In Canada it may not be 1984 yet, but I still think it’s a balmy June day in 1981. We’re inching towards Big Brother, but it’s so lovely out that nobody notices.
For proof of this, look no farther than the provincial and federal “Human Rights Commissions”, which, in a classic case of doublethink, actually erode basic rights. Light has suddenly been poured onto these dark enclaves of our government because of two recent high profile cases. In the first, an Edmonton imam submitted a complaint against Ezra Levant, publisher of the now-defunct Western Standard magazine, for printing the infamous Danish Muhammad cartoons. In the second case, four Muslim law students submitted a complaint against Maclean’s magazine for publishing an excerpt from Mark Steyn’s book America Alone , which, incidentally, was one of the bestselling books in Canada last year.
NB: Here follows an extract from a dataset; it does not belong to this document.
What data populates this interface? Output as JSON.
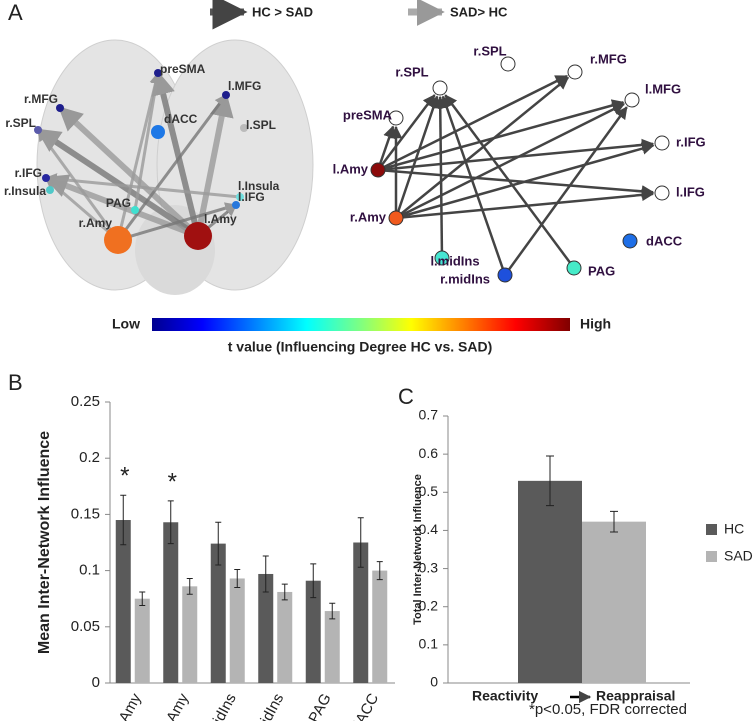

It outlines the threat of sharia law expanding due to basic demographic trends. Levant testified before the Alberta Human Rights Commission on January 11 (you can watch the amazing videos at http://www.ezralevant.com/ ), while the Maclean’s case is still pending.
What’s likely to happen to Ezra and Maclean’s ? If history is any lesson, they will be convicted, because Levant has calculated that the Alberta and federal commissions have a 100% conviction rate for these type of “crimes”.
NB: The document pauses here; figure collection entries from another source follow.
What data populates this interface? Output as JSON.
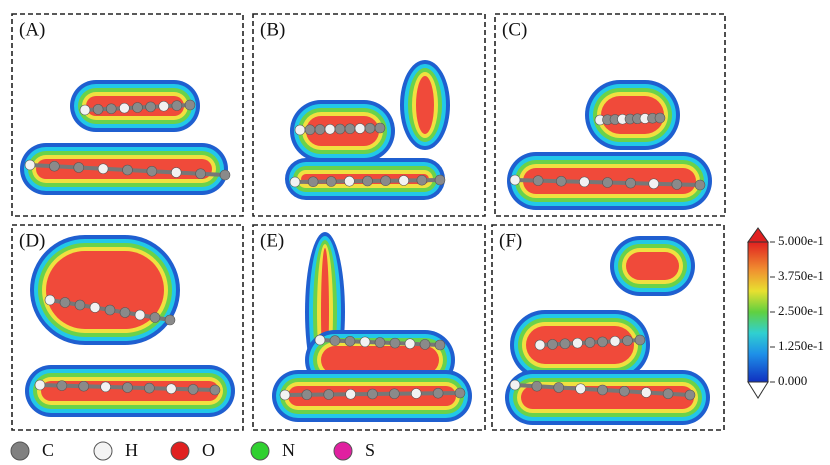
{
  "panels": [
    {
      "label": "(A)"
    },
    {
      "label": "(B)"
    },
    {
      "label": "(C)"
    },
    {
      "label": "(D)"
    },
    {
      "label": "(E)"
    },
    {
      "label": "(F)"
    }
  ],
  "colorbar": {
    "ticks": [
      "5.000e-1",
      "3.750e-1",
      "2.500e-1",
      "1.250e-1",
      "0.000"
    ]
  },
  "legend": [
    {
      "label": "C"
    },
    {
      "label": "H"
    },
    {
      "label": "O"
    },
    {
      "label": "N"
    },
    {
      "label": "S"
    }
  ]
}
And what, exactly, are they convicted of? Here’s where it gets even scarier. The commissioners just need to believe that someday, someone may be motivated to violence because of what they wrote. As some commentators have said, it’s like the “pre-crime” division in the movie Minority Report . Nothing has happened yet, but you’re still guilty. What amazes me about Levant’s case, in particular, is that the cartoons did cause violence—but not by non-Muslims. Radical Muslims killed over them around the world, and the cartoonists had to go into hiding. The complaint, then, seems a little backwards.
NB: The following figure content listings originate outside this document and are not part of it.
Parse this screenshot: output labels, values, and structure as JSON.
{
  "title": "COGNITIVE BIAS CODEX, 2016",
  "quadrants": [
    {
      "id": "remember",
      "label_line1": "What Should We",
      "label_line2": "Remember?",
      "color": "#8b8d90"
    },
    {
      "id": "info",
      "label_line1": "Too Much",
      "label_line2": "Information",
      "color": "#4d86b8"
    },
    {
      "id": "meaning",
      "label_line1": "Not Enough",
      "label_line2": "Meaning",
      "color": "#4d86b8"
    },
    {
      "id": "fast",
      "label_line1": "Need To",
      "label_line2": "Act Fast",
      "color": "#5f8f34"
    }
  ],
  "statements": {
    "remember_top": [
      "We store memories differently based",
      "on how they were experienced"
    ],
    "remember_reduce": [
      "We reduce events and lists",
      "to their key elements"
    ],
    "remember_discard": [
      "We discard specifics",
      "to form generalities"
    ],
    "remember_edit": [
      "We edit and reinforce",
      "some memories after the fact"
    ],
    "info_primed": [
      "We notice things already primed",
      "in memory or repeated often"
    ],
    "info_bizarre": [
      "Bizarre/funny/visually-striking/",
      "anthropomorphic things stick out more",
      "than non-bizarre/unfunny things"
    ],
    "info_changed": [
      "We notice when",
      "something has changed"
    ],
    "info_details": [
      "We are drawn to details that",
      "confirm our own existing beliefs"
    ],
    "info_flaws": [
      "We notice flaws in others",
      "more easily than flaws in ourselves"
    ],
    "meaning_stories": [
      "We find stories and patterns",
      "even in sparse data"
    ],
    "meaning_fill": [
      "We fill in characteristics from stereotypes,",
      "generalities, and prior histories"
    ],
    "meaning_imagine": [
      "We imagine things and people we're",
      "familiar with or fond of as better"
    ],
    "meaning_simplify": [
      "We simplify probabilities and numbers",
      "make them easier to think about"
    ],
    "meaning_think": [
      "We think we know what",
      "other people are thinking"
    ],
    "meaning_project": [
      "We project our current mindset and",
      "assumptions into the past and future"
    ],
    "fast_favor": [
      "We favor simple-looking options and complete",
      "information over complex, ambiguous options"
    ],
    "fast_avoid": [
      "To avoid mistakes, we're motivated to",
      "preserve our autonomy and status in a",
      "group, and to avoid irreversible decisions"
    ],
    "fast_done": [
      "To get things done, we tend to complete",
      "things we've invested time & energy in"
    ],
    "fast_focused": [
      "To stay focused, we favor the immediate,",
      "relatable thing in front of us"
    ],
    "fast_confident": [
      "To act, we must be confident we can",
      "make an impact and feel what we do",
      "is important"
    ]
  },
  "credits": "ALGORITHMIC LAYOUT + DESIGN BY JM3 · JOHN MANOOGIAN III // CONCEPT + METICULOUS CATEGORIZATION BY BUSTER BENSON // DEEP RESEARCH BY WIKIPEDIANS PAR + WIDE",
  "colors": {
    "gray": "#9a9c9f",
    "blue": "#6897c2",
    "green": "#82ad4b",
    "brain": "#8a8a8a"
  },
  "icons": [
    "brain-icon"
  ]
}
To make these convictions even more sinister, the commissions don’t even operate by our general rules of evidence. There is no presumption of innocence. There is no right to face your accuser or to cross-examination. The commissions aren’t even staffed by judges, or even necessarily by lawyers. And the complainants get their cases tried on the taxpayers’ dime, while the plaintiffs have to pay, even if they win (which they don’t).
Sounds pretty awful so far, right? Here’s where it gets scarier. When this issue is discussed on the internet, or the news, or even among my acquaintances, I often hear people blandly say, “freedom of speech doesn’t mean freedom to offend.” Actually, it does. And it has to, or else it has no meaning at all. No one has to fight for the freedom to say things that everybody agrees with; it is only offensive speech that needs protection. And it was offensive speech that got women the vote. It was offensive speech that ended segregation. But it wasn’t offensive speech that caused the Holocaust! That occurred only after the Nazis eroded basic rights, so that nobody could protest. It is not freedom of speech that causes violence, but the lack of freedom of speech. Basic freedoms guard our liberty.
The correct response in a free country to hearing something offensive is to ridicule it, ostracize the speaker, or make an articulate argument against it. As soon as you try to silence it, everyone will always wonder, “what are you so afraid of?” So let’s debate, people! We have the right to.